After all, her version of Gillian Taylor seems much richer than the version who appeared in the feature film. Acknowledging that The Voyage Home is more about fantasy figures escaping into the real world as it is about travelers from another time, McIntyre makes reference to how Taylor is facing a situation where the rules that govern reality must give way to rules of narrative:

One of her professors in graduate school preferred another theory over Occam’s Razor for sorting out competing hypotheses. “Gillie,” she always said, “if you’ve got two possibilities, go with the beautiful one, the aesthetically pleasing one.”


Gillian ate pizza and listened to Kirk James’s wild story. He had invented all sorts of details that sounded great. If they had been in a novel, she would have suspended her disbelief willingly.

Similarly, Gillian’s trip through the transporter – which was treated as a magical transformation in the film (“hello, Alice; welcome to wonderland”) becomes even more explicitly magical:

This time Gillian paid attention to the transporter beam. The sensation of being lifted, stirred around, and placed somewhere else entirely filled her with astonishment and joy.

Maybe it’s just an adrenaline reaction, she thought, but early trials suggest it as a sure cure for depression.

The experience will seem quite familiar to anybody who has ever been transported somewhere by a great story or an exciting narrative.

In a way, Gillian herself is getting swept up in the narrative of Star Trek. The way that Gillian responds to the characters feels quite in keeping with how many fans react to the ensemble. Gillian seizes on the utopian vision at the heart of the franchise:

Gillian stared around in wonder. She was in a spaceship that could travel from star to star, among a group of people who lived and worked together without being concerned about race or gender, among people from earth and a person from another planet. Gillian broke into a grin. Probably a silly grin, she thought, and she did not care.

Whatever other issues that McIntyre’s adaptation may have with tone or comedy, it’s hard to argue with the romance of it.

After all, The Voyage Home remains (unadjusted for inflation) the most successful Star Trek movie produced prior to JJ Abrams’ Star Trek. Rotten Tomatoes describes it as the “most purely enjoyable entry of the long-running series.” The movie was largely responsible for the return of Star Trek to television, and the decision to produce Star Trek: The Next Generation. With its social consciousness moral and charming ensemble, The Voyage Home is very much the distillation of Star Trek – and McIntyre’s handling of Gillian Taylor underscores this.

As written by McIntyre, Gillian Taylor isn’t just a supporting character who gets drawn up in Kirk’s plot to steal some whales. Instead, she is a regular person who gets caught up in the giddy romance of Star Trek. She is, appropriately enough, a stand-in for all those mainstream audience members who were drawn into Star Trek by The Voyage Home. She is a fan who is only encountering the franchise at this point in her life. It’s endearing and clever and beautiful, and it offsets a lot of the tonal oddities with McIntyre’s adaptation.

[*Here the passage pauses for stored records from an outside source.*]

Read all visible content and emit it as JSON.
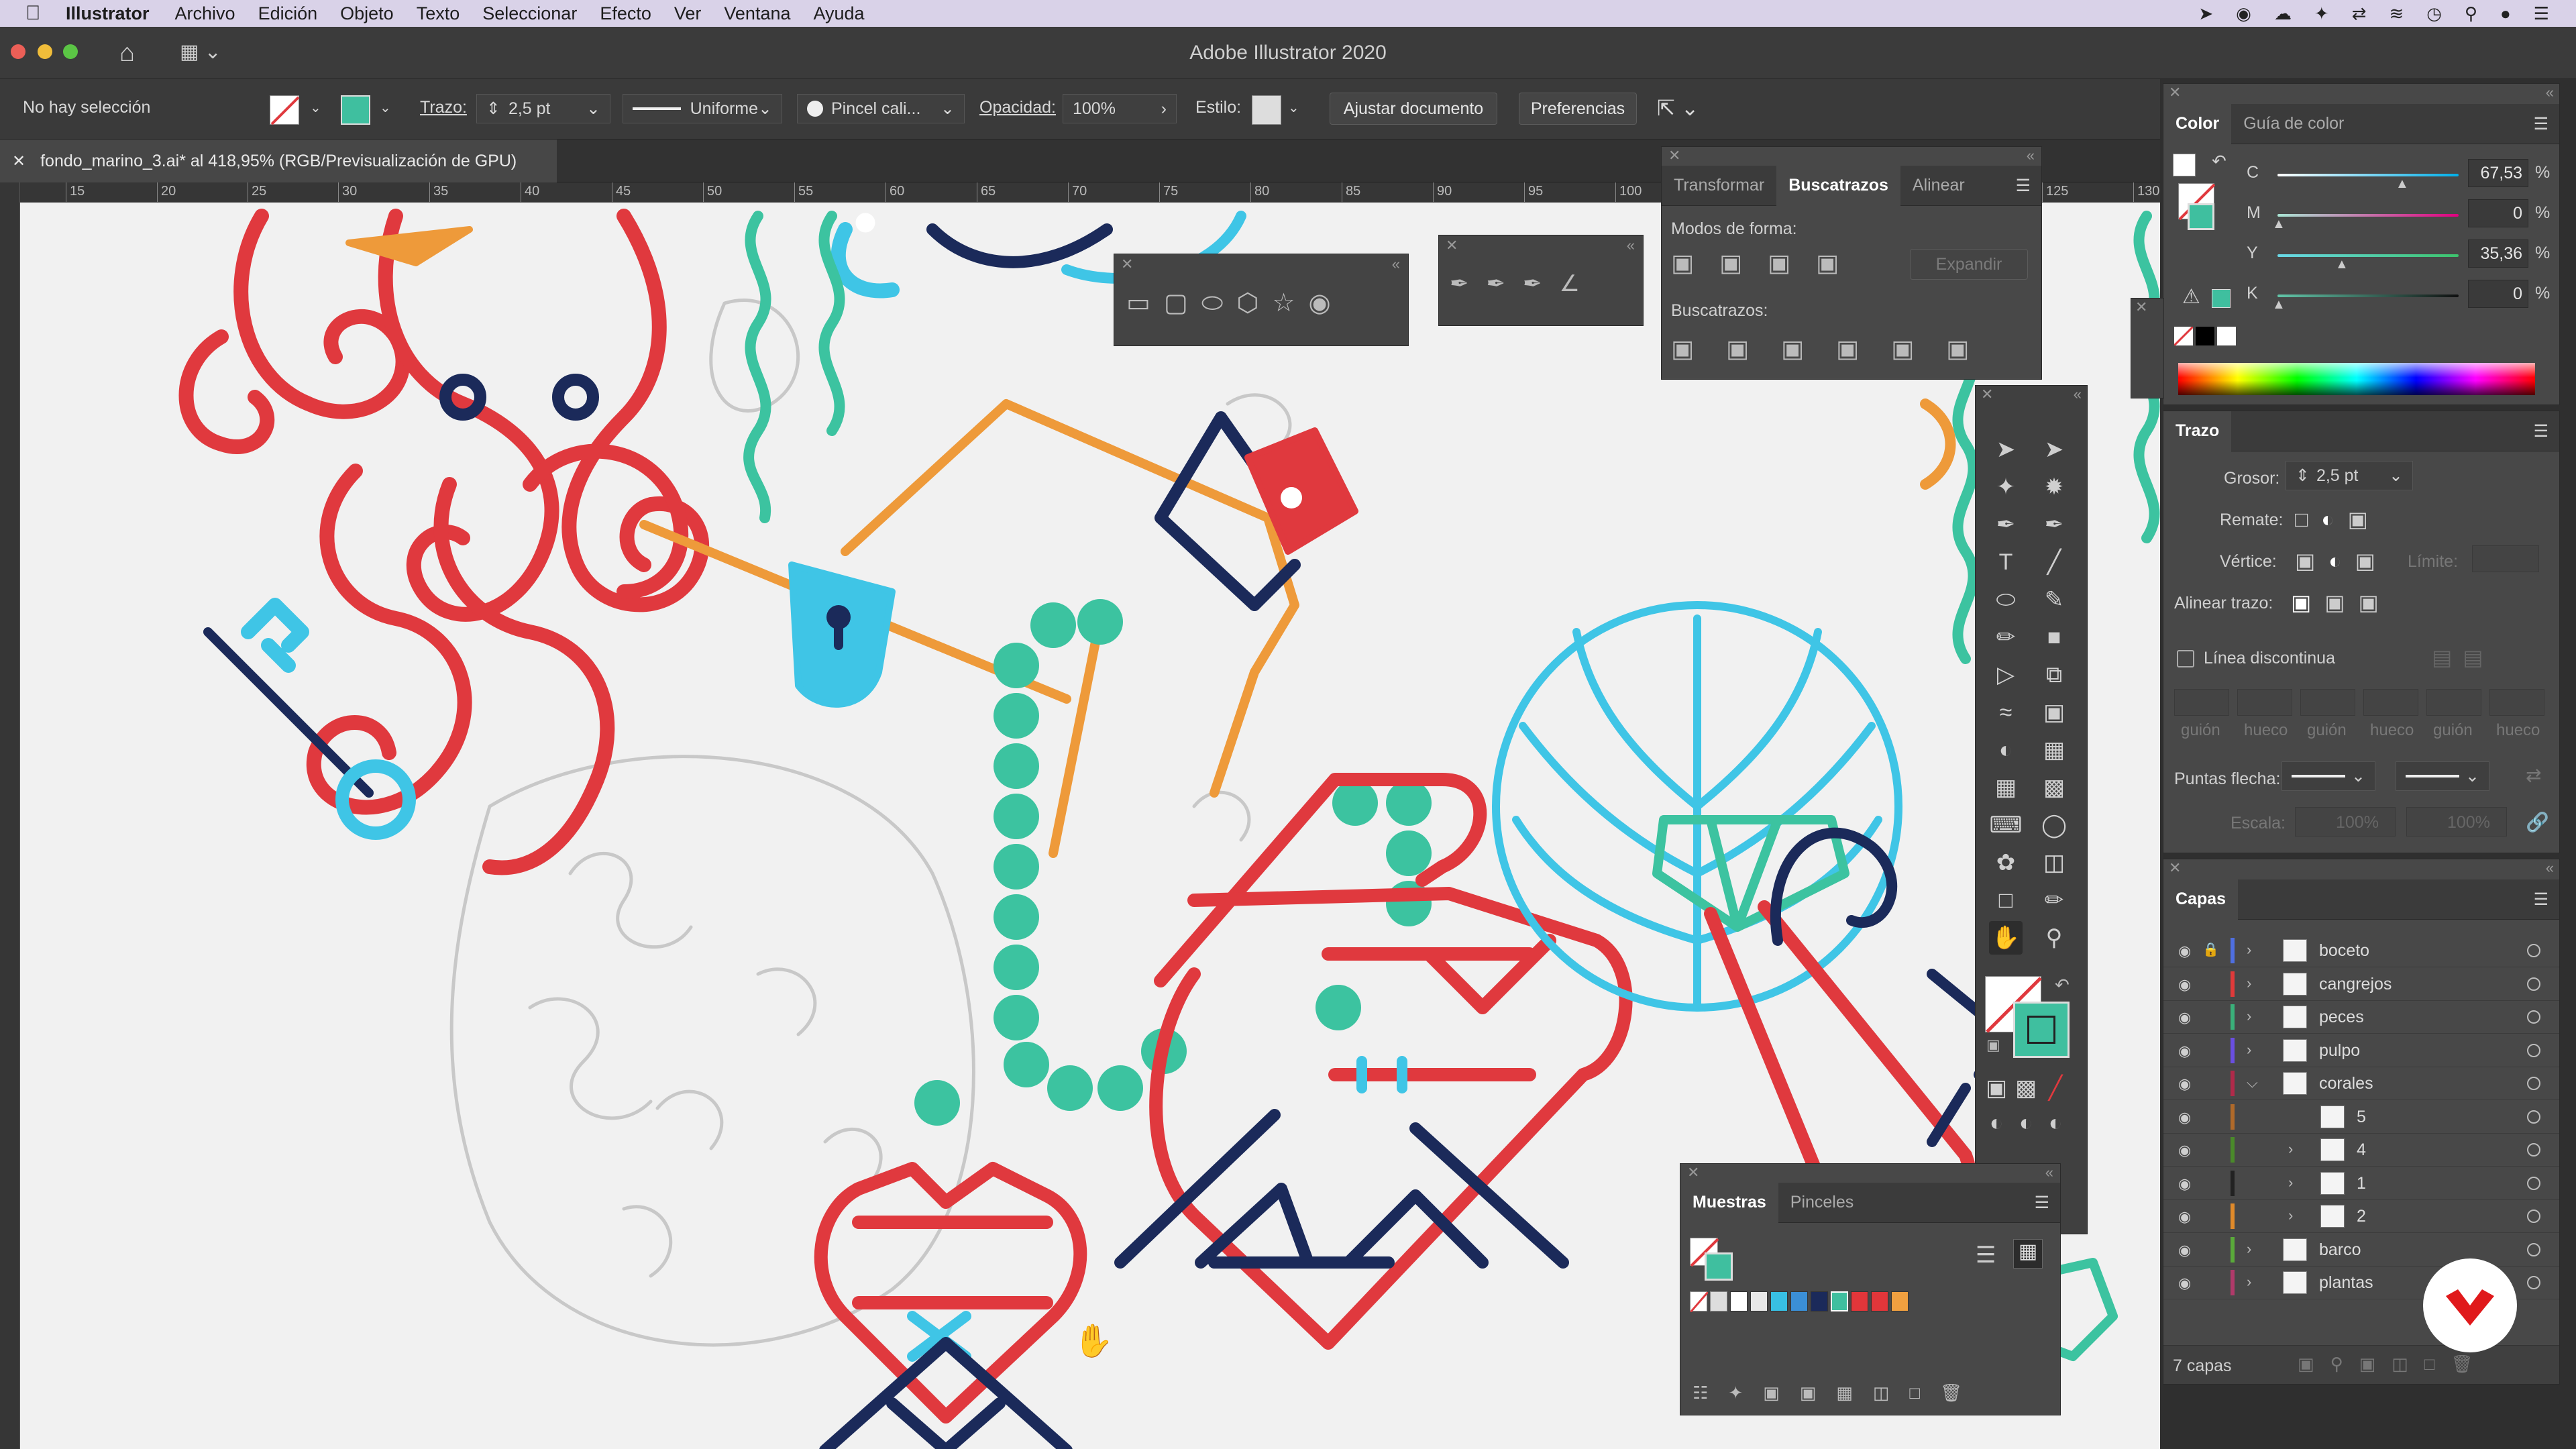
{
  "menubar": {
    "apple": "",
    "app": "Illustrator",
    "items": [
      "Archivo",
      "Edición",
      "Objeto",
      "Texto",
      "Seleccionar",
      "Efecto",
      "Ver",
      "Ventana",
      "Ayuda"
    ]
  },
  "window": {
    "title": "Adobe Illustrator 2020"
  },
  "control": {
    "selection": "No hay selección",
    "stroke_label": "Trazo:",
    "stroke_value": "2,5 pt",
    "profile": "Uniforme",
    "brush": "Pincel cali...",
    "opacity_label": "Opacidad:",
    "opacity_value": "100%",
    "style_label": "Estilo:",
    "fit_button": "Ajustar documento",
    "prefs_button": "Preferencias"
  },
  "document_tab": {
    "label": "fondo_marino_3.ai* al 418,95% (RGB/Previsualización de GPU)"
  },
  "ruler_top": [
    "15",
    "20",
    "25",
    "30",
    "35",
    "40",
    "45",
    "50",
    "55",
    "60",
    "65",
    "70",
    "75",
    "80",
    "85",
    "90",
    "95",
    "100",
    "125",
    "130"
  ],
  "pathfinder": {
    "tabs": [
      "Transformar",
      "Buscatrazos",
      "Alinear"
    ],
    "modes_label": "Modos de forma:",
    "expand_label": "Expandir",
    "pathfinders_label": "Buscatrazos:"
  },
  "color_panel": {
    "tabs": [
      "Color",
      "Guía de color"
    ],
    "channels": [
      {
        "label": "C",
        "value": "67,53",
        "pct": "%",
        "fraction": 0.6753
      },
      {
        "label": "M",
        "value": "0",
        "pct": "%",
        "fraction": 0
      },
      {
        "label": "Y",
        "value": "35,36",
        "pct": "%",
        "fraction": 0.3536
      },
      {
        "label": "K",
        "value": "0",
        "pct": "%",
        "fraction": 0
      }
    ]
  },
  "stroke_panel": {
    "title": "Trazo",
    "weight_label": "Grosor:",
    "weight_value": "2,5 pt",
    "cap_label": "Remate:",
    "corner_label": "Vértice:",
    "limit_label": "Límite:",
    "align_label": "Alinear trazo:",
    "dashed_label": "Línea discontinua",
    "dash_labels": [
      "guión",
      "hueco",
      "guión",
      "hueco",
      "guión",
      "hueco"
    ],
    "arrow_label": "Puntas flecha:",
    "scale_label": "Escala:",
    "scale_values": [
      "100%",
      "100%"
    ]
  },
  "layers_panel": {
    "title": "Capas",
    "layers": [
      {
        "name": "boceto",
        "color": "#4f6fe0",
        "locked": true,
        "expanded": false
      },
      {
        "name": "cangrejos",
        "color": "#e03a3a",
        "locked": false,
        "expanded": false
      },
      {
        "name": "peces",
        "color": "#3ab07a",
        "locked": false,
        "expanded": false
      },
      {
        "name": "pulpo",
        "color": "#6a4fe0",
        "locked": false,
        "expanded": false
      },
      {
        "name": "corales",
        "color": "#b02a4a",
        "locked": false,
        "expanded": true
      },
      {
        "name": "5",
        "color": "#b06a2a",
        "sub": true
      },
      {
        "name": "4",
        "color": "#4a8a2a",
        "sub": true
      },
      {
        "name": "1",
        "color": "#222222",
        "sub": true
      },
      {
        "name": "2",
        "color": "#e08a2a",
        "sub": true
      },
      {
        "name": "barco",
        "color": "#5aaa3a",
        "locked": false,
        "expanded": false
      },
      {
        "name": "plantas",
        "color": "#b03a6a",
        "locked": false,
        "expanded": false
      }
    ],
    "count": "7 capas"
  },
  "swatches_panel": {
    "tabs": [
      "Muestras",
      "Pinceles"
    ],
    "swatches": [
      "#ffffff",
      "#e8e8e8",
      "#38bfe3",
      "#3b8fd6",
      "#1b2a5a",
      "#3fbf9f",
      "#e2363a",
      "#e2363a",
      "#f0a040"
    ]
  },
  "colors": {
    "red": "#e0393e",
    "navy": "#1b2a5a",
    "teal": "#3cc3a0",
    "cyan": "#3fc5e6",
    "orange": "#ee9a3a",
    "sketch": "#c5c5c5"
  }
}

The Voyage Home is the last of Vonda N. McIntyre’s three Star Trek feature film adaptations. As with The Wrath of Khan and The Search for Spock, she offers a unique and distinct narrative – one that feels quite different from the version presented on screen, one perhaps better suited to a novel. While the broad comedy of The Voyage Home makes it a tougher subject than either of the two earlier films, McIntyre still finds the story’s heart in Gillian Taylor.

McIntyre occasionally struggles a bit too hard to reconcile the movie’s strength of humour with her grasp on the franchise’s characters, straining the gags a bit too hard to make them fit existing characterisation, but her novelisation of The Voyage Home is still a tribute to the romance and the magic of Star Trek. It’s a fitting close to her trilogy of adaptations.